As party aficionado “fiestero”, I can tell you the Chileans know how to have a good time. They love dancing, drinking, and celebrating as much as anyone. Additionally, Chileans don’t have any taboos surrounding public displays of affection, which can be truly eye opening, even for a Tarzan like me. Chilean independence day celebrations are on of the best examples of how they celebrate, as parks around the city host fondas with music and plenty of booze--and they take place over several days! They also have military parades across the city with one at Parque O’Higgins on the last day filled with patriotic displays, air force flyovers, and marching in the traditional Prussian style. Surprisingly, the fondas are a very communal place with crowds of neighbors, friends, family, and anyone else looking to celebrate with them.
The booze and food at Parque O’Higgins was awesome! My new buddy Nick and I started off with a few Terremotos (Spanish for earthquake). Terremotos, as the name suggests, can really cause some damage. Traditionally consisting of white wine, grenadine, and pineapple ice cream, they give you a sugar rush while your inhibitions melt away. At Parque O’Higgins, they were being made with a cheap sweet wine called Pepeño and cheap vodka… a fantastic way to imbibe in my opinion.

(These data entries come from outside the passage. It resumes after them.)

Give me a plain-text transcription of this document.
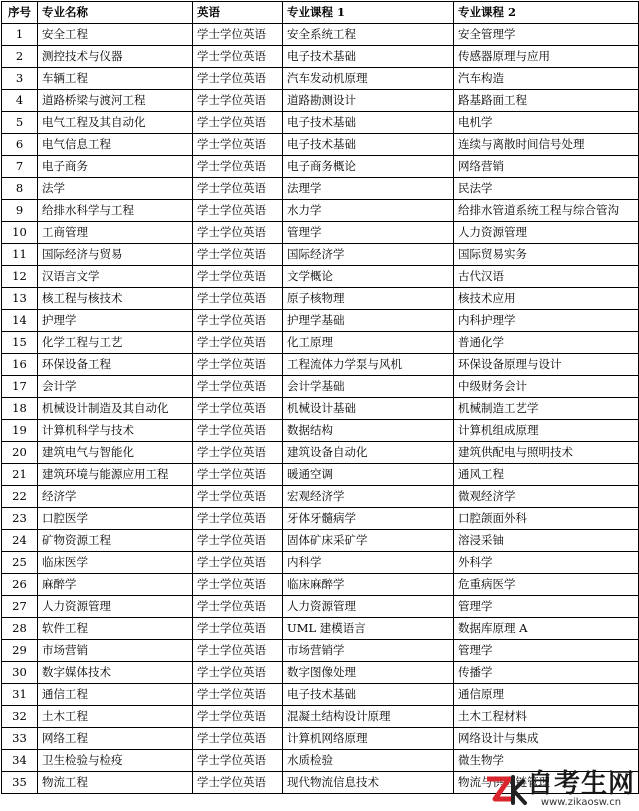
序号	专业名称	英语	专业课程 1	专业课程 2
1	安全工程	学士学位英语	安全系统工程	安全管理学
2	测控技术与仪器	学士学位英语	电子技术基础	传感器原理与应用
3	车辆工程	学士学位英语	汽车发动机原理	汽车构造
4	道路桥梁与渡河工程	学士学位英语	道路勘测设计	路基路面工程
5	电气工程及其自动化	学士学位英语	电子技术基础	电机学
6	电气信息工程	学士学位英语	电子技术基础	连续与离散时间信号处理
7	电子商务	学士学位英语	电子商务概论	网络营销
8	法学	学士学位英语	法理学	民法学
9	给排水科学与工程	学士学位英语	水力学	给排水管道系统工程与综合管沟
10	工商管理	学士学位英语	管理学	人力资源管理
11	国际经济与贸易	学士学位英语	国际经济学	国际贸易实务
12	汉语言文学	学士学位英语	文学概论	古代汉语
13	核工程与核技术	学士学位英语	原子核物理	核技术应用
14	护理学	学士学位英语	护理学基础	内科护理学
15	化学工程与工艺	学士学位英语	化工原理	普通化学
16	环保设备工程	学士学位英语	工程流体力学泵与风机	环保设备原理与设计
17	会计学	学士学位英语	会计学基础	中级财务会计
18	机械设计制造及其自动化	学士学位英语	机械设计基础	机械制造工艺学
19	计算机科学与技术	学士学位英语	数据结构	计算机组成原理
20	建筑电气与智能化	学士学位英语	建筑设备自动化	建筑供配电与照明技术
21	建筑环境与能源应用工程	学士学位英语	暖通空调	通风工程
22	经济学	学士学位英语	宏观经济学	微观经济学
23	口腔医学	学士学位英语	牙体牙髓病学	口腔颌面外科
24	矿物资源工程	学士学位英语	固体矿床采矿学	溶浸采铀
25	临床医学	学士学位英语	内科学	外科学
26	麻醉学	学士学位英语	临床麻醉学	危重病医学
27	人力资源管理	学士学位英语	人力资源管理	管理学
28	软件工程	学士学位英语	UML 建模语言	数据库原理 A
29	市场营销	学士学位英语	市场营销学	管理学
30	数字媒体技术	学士学位英语	数字图像处理	传播学
31	通信工程	学士学位英语	电子技术基础	通信原理
32	土木工程	学士学位英语	混凝土结构设计原理	土木工程材料
33	网络工程	学士学位英语	计算机网络原理	网络设计与集成
34	卫生检验与检疫	学士学位英语	水质检验	微生物学
35	物流工程	学士学位英语	现代物流信息技术	物流与供应链管理
自考生网
www.zikaosw.cn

After three Terremotos and huge stick of barbequed pork for a snack, we realized just how drunk we really were. Our metro ride home confirmed our drunkenness when we missed our connection by two stops. We followed up the festivities with a double date with some locals at a swanky bar near Bellavista (the touristic party neighborhood of Santiago). There was no better way to spend a day in such a wonderful country!
While I initially came to Chile to finish the winter season on my snowboard, my snow dances seemingly failed and I only got a few days of riding in. Without snowboarding, I had plenty of time to learn more about the culture and dificulty in learning Spanish here. Chileans talk super fast and have a lot of slang specific to their country--making it one of the most difficult places to learn Spanish in South America. However, after a month filled with learning and exploring, I decided Santiago is the perfect place to spend more time to learn Spanish. The people here have much to offer a Tarzan like me, and I feel I have only scratched the surface of what it means to be Chilean... Let the learning begin!